I believe two things very strongly concerning the Syrian crisis:
A. President Obama’s threat to use military force has led to the Syrian government admitting it has chemical weapons and to agree (or at least state its agreement) to get rid of them.
B. That the plan to eliminate the weapons proposed by the Russians, whose client state is Syria, and the Syrian regime’s acquiescence may be somewhat of a stalling tactic.
But if the U.S. keeps the threat of military force alive and holds the parties to the agreement, then that has to be some form of success for Obama.
And the threat of force along with an election in Iran may have also had a positive outcome. The new president of Iran is on a public relations blitz, vowing to play nicey nice and has good words for Obama (and the far-right conspiracy fans are no doubt saying I told you Obama was a foreign agent), and I think I heard that he even wished the Israelis well. Seeing the American threat of force he may well feel that diplomacy is the better option for now.
The new Iranian president claims Iran has no intention, and never has, of producing nuclear weapons (a dubious claim). It just wants to have a right to develop nuclear power for peaceful purposes. Strange that an oil-rich nation has a need for nuclear.

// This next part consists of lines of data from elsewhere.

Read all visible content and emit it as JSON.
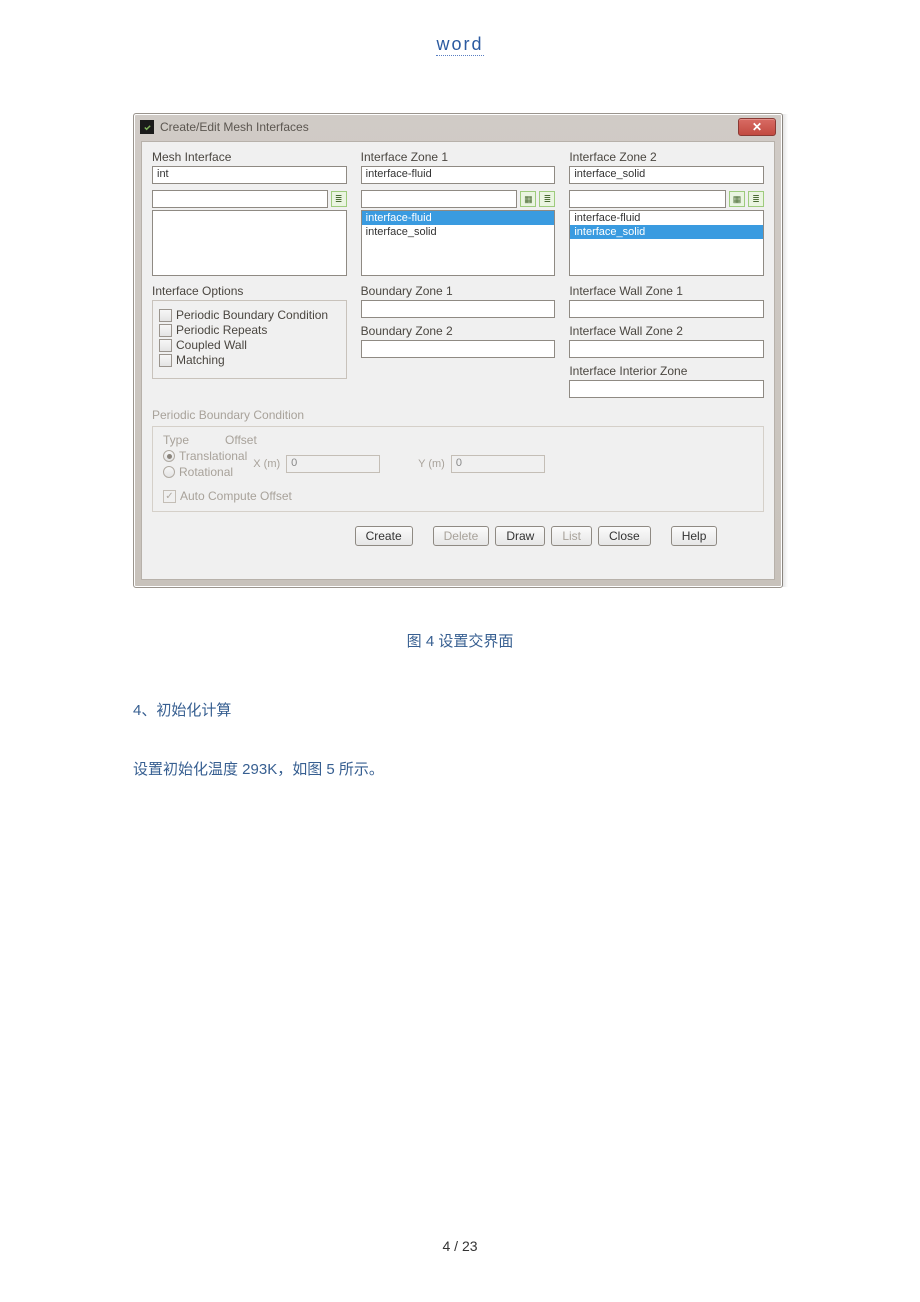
{
  "doc": {
    "header": "word",
    "caption": "图 4 设置交界面",
    "heading": "4、初始化计算",
    "bodytext": "设置初始化温度 293K，如图 5 所示。",
    "page": "4 / 23"
  },
  "dialog": {
    "title": "Create/Edit Mesh Interfaces",
    "labels": {
      "meshInterface": "Mesh Interface",
      "ifZone1": "Interface Zone 1",
      "ifZone2": "Interface Zone 2",
      "ifOptions": "Interface Options",
      "bZone1": "Boundary Zone 1",
      "bZone2": "Boundary Zone 2",
      "ifWall1": "Interface Wall Zone 1",
      "ifWall2": "Interface Wall Zone 2",
      "ifInterior": "Interface Interior Zone",
      "pbcSection": "Periodic Boundary Condition",
      "type": "Type",
      "offset": "Offset",
      "translational": "Translational",
      "rotational": "Rotational",
      "xlabel": "X (m)",
      "ylabel": "Y (m)",
      "auto": "Auto Compute Offset"
    },
    "values": {
      "meshInterface": "int",
      "ifZone1": "interface-fluid",
      "ifZone2": "interface_solid",
      "x": "0",
      "y": "0"
    },
    "options": {
      "pbc": "Periodic Boundary Condition",
      "periodicRepeats": "Periodic Repeats",
      "coupledWall": "Coupled Wall",
      "matching": "Matching"
    },
    "list1": {
      "item0": "interface-fluid",
      "item1": "interface_solid"
    },
    "list2": {
      "item0": "interface-fluid",
      "item1": "interface_solid"
    },
    "buttons": {
      "create": "Create",
      "delete": "Delete",
      "draw": "Draw",
      "list": "List",
      "close": "Close",
      "help": "Help"
    }
  }
}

My fear in this thing was that initially we seemed to be headed for one of those no-win military confrontations where we take half measures (as in “unbelievably small” as John Kerry put it) but spend a lot of money and get a lot of people killed and maimed for life, and accomplish nothing and even make things worse.
When you threaten force you do have to be willing to back up the threat if the other side calls your bluff, but then again, you don’t want to just strike to save face at the moment but have no plan or resolve to win.
Possibly the other side (and I mean the Russians, the Syrian regime, and Iran) is worried in this case, or it may be playing Obama. I don’t think that would be wise on the enemy’s part.